Charities have condemned the leak of naked celebrity photos as well as the reaction in some quarters
Anyone who tries to view or share naked images of celebrities leaked on the internet is no better than a thief or sex offender according to a Scottish charity fighting sexual exploitation.
The Scottish Coalition Against Sexual Exploitation (Scase) made the statement after over 100 female celebrities had private photographs put online on website 4Chan this week by an anonymous user.
It is thought the intimate images, including that of Hollywood actress Jennifer Lawrence, were obtained by a hacker accessing either people’s phones or online storage devices such as Apple iCloud.

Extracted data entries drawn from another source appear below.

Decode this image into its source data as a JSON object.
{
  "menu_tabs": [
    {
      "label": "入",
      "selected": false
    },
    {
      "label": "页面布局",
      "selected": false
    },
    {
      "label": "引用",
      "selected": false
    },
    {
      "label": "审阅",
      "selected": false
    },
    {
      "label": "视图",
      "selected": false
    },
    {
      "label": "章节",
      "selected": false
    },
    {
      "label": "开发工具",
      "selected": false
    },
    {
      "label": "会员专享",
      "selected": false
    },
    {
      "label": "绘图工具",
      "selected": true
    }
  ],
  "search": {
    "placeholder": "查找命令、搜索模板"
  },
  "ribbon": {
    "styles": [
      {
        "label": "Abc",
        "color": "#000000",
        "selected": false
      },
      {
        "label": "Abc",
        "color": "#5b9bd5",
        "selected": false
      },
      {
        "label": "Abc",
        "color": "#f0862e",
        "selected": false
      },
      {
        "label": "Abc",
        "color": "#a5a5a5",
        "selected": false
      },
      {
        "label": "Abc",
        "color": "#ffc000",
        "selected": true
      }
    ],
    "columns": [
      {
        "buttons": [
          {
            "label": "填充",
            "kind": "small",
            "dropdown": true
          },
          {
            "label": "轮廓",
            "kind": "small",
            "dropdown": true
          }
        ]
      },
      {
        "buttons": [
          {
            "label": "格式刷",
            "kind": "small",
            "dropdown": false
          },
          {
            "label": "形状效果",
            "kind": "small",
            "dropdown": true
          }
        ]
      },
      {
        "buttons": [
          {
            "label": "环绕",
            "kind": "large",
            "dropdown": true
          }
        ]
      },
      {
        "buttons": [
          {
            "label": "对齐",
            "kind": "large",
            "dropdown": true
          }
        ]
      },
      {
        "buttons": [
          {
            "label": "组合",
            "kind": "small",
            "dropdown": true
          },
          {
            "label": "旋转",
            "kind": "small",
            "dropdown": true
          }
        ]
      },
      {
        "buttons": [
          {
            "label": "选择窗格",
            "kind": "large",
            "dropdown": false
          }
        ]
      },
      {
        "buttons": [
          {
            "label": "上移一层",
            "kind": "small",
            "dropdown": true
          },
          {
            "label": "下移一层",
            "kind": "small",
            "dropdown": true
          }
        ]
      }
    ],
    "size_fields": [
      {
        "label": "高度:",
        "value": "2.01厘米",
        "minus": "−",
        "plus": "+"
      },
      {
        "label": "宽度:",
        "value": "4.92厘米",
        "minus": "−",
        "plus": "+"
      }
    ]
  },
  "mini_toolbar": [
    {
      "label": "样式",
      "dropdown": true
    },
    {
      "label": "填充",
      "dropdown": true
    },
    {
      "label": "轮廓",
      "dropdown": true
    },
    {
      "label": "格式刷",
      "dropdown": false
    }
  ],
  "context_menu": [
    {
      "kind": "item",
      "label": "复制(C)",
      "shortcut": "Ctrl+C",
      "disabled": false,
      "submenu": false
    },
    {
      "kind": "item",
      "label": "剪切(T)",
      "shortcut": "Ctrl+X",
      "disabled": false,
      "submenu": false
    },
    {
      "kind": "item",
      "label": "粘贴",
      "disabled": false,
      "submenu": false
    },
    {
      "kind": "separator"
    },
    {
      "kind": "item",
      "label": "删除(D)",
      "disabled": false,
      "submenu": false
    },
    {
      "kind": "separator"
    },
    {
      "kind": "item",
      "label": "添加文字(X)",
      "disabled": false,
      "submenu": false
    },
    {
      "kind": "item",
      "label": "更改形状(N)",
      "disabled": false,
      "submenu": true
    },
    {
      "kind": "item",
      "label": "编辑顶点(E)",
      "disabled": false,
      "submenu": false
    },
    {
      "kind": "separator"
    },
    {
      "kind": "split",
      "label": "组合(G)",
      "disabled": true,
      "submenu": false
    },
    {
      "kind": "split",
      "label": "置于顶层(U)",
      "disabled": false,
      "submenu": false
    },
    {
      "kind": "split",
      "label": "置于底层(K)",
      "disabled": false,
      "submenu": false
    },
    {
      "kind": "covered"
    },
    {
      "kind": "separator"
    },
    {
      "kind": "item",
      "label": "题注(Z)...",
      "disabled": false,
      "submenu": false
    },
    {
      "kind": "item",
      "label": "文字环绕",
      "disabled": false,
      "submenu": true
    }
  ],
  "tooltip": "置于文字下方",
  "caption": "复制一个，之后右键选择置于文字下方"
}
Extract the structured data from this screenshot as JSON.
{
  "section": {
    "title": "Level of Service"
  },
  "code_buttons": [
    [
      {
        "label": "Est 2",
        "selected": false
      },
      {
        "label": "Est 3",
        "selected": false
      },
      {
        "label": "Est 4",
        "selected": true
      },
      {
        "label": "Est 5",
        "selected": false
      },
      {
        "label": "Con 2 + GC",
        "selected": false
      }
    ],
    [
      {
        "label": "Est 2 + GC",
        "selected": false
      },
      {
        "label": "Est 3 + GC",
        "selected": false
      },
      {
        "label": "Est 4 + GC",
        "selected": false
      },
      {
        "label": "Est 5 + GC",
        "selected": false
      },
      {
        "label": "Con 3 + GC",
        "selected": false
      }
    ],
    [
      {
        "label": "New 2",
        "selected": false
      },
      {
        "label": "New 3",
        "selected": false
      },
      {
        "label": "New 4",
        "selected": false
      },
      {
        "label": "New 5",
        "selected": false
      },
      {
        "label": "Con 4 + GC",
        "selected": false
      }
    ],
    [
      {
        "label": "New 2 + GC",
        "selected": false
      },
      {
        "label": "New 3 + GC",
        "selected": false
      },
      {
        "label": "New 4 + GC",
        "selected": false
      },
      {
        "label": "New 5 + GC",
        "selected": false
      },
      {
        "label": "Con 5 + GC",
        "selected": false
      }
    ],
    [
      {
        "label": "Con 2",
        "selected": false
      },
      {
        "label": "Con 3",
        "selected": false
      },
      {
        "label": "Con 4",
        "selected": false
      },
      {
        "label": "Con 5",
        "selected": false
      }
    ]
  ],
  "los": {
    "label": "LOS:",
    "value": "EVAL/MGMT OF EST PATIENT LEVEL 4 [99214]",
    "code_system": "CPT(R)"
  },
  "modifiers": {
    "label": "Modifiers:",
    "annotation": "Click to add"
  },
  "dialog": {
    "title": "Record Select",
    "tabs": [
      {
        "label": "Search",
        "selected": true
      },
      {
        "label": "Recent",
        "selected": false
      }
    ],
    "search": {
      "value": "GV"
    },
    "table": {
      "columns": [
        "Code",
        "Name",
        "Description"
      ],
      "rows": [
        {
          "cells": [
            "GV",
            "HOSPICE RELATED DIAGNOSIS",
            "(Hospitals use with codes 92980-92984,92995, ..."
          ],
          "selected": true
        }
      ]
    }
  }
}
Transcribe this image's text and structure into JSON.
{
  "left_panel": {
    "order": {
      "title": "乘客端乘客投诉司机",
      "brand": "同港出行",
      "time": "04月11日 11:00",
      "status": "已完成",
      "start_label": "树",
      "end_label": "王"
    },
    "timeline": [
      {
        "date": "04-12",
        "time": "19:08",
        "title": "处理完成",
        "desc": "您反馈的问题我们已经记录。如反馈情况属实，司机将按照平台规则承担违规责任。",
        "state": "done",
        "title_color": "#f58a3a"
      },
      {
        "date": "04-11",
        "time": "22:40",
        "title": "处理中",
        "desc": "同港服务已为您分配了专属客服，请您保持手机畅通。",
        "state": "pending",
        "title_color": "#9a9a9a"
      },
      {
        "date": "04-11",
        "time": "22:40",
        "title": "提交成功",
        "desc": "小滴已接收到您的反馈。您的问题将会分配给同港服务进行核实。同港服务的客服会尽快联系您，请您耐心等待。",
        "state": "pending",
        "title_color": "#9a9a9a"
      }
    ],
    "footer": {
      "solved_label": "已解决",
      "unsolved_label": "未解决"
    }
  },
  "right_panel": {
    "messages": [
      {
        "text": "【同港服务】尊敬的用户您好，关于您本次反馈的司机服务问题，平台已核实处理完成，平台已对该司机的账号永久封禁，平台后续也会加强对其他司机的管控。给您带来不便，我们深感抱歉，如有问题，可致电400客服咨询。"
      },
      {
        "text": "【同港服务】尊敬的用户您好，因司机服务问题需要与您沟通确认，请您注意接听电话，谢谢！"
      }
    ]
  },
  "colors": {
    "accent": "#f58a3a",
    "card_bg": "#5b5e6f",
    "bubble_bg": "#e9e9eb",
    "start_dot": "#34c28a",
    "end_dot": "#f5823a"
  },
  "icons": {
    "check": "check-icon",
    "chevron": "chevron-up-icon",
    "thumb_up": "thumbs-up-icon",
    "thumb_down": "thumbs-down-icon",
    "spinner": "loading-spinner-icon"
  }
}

It is a sexually aggressive act - intended to shame and humiliate the women involved
A spokesperson for the coalition described the leaking of nude photographs without consent as sexual assault.
“Every person who chooses to go looking for these women's images online should stop and think,” the spokesperson said.
“These were not meant for your perusal and consumption, they were not given freely. They are non-consenually shared and by looking at them - you are feeding the possibility that this will happen again to others. In a way - you are a virtual peeping tom.”
Scase likened viewing the images as the same as spying on someone or going into a person’s bedroom and stealing something.
Anyone caught carrying out those crimes would be labelled a thief or sex offender.
“Just because this happened online - it is still a violation of an individual, their property and their rights,” the spokesperson continued.
“It is a sexually aggressive act - intended to shame and humiliate the women involved.”
Any condemnation should be directed at those responsible for sharing the images
Although the person responsible for uploading the images was widely criticised, many social media users and some social commentators condemned the women in the photographs for taking the pictures in the first place.
This is wrong Tanya Rhodes of Scottish Women’s Aid said.
“Blaming the victims and suggesting that it is their fault for having the pictures taken in the first place, wrongly absolves the person or people who have committed a real and serious crime,” she said.
“Any condemnation should be directed at those responsible for sharing the images.
“This is a violation of privacy and an assault on the individual. It makes no difference whether the victim is a celebrity or not.”
Rhodes also called on people not to search out the images.
She continued: “Sharing private and personal images can only be intended to humiliate and belittle, and is a form of abuse.
“We want to see an end to people being able to hide behind a cloak of online anonymity, and make this sort of activity socially unacceptable.”